Le rusé
brune-el
Deux coups de feu claquèrent dans le crépuscule d’un soir d’hiver pas comme les autres, sans neige, sans froidure, avec une nature triste et désolée à perte de vue. Emeline ne sut pas pourquoi une angoisse indéfinissable l’étreignit soudain et la laissa haletante…
Deux coups de feu venaient de claquer, là-bas, vers le plateau des Robins… puis plus rien. Pas une plainte, pas le moindre cri d’agonie, un silence douloureux ressemblant à la mort.
Déjà, en ce matin de Noël, La jeune femme le sut plus tard, étant absente de la maison de très bonne heure, la bête nonchalante, élégante, qui folâtrait dans les champs en bordure des maisons et des granges, avait été tirée trois fois. Elle avait écouté sans bouger le sifflement des plombs, et seuls deux monstres aboyant, la gueule dégoulinant de bave, l’œil mauvais, lui avait fait comprendre qu’il fallait fuir. Ce fut un jeu d’enfant de semer ces deux assoiffés de sang. Quelle chance ! Les chiens déchaînés couraient comme des tocards et le tireur barbu était maladroit.

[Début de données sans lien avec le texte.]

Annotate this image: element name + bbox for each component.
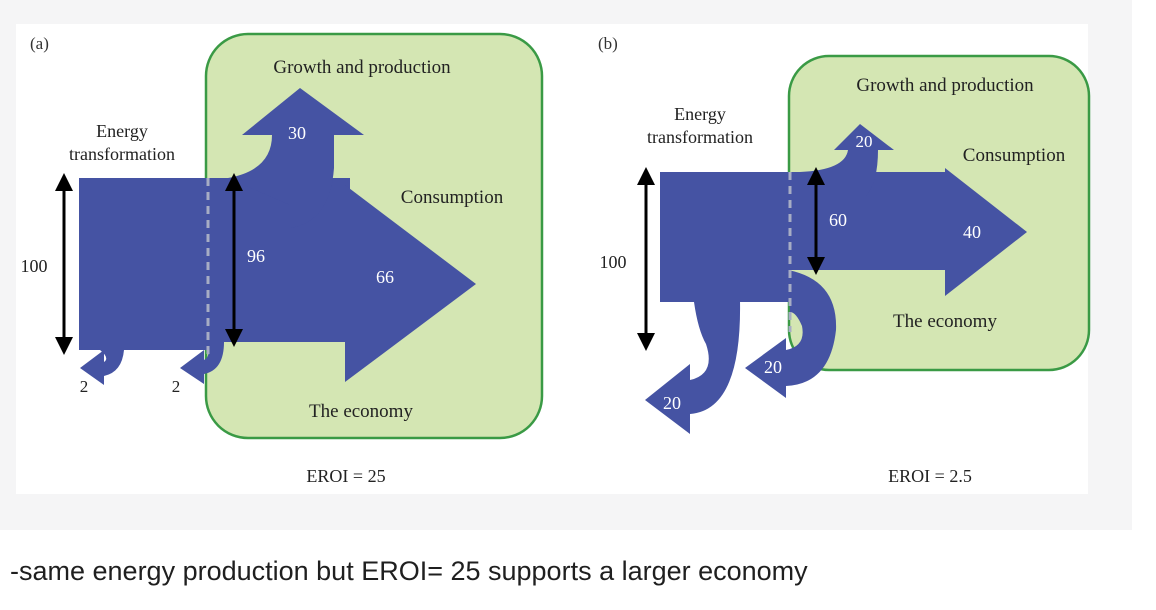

Son instinct l’avait conduit à la maison, mais la maison était vide : ni maîtresse, ni nourriture. Alors elle repartit. Hélas, c’était Noël. A Clair Matin, les patrons se détendaient en ville chez leurs enfants, après le travail harassant des journées, toutes les mêmes, sans vrai repos. Les deux chiens avec lesquels la bête aimait jouer étaient bouclés dans la grange. Elle se réjouit tout de même, car elle aimait l’aventure. Belle, vigoureuse, fine et rapide, elle partit à nouveau à travers les champs dénudés et mornes où l’on aurait pu apercevoir un lièvre à l’œil nu à deux kilomètres. Elle mit en émoi un groupe de poules commères qui tentèrent de s’envoler, affolées. C’était seulement un jeu…
Elle reprit sa course vagabonde.
Là-bas, deux silhouettes s’affairaient, élaguant les branches des arbres abattus, les fusils dissimulés dans l’herbe. Désœuvrés, leurs chiens se poursuivaient.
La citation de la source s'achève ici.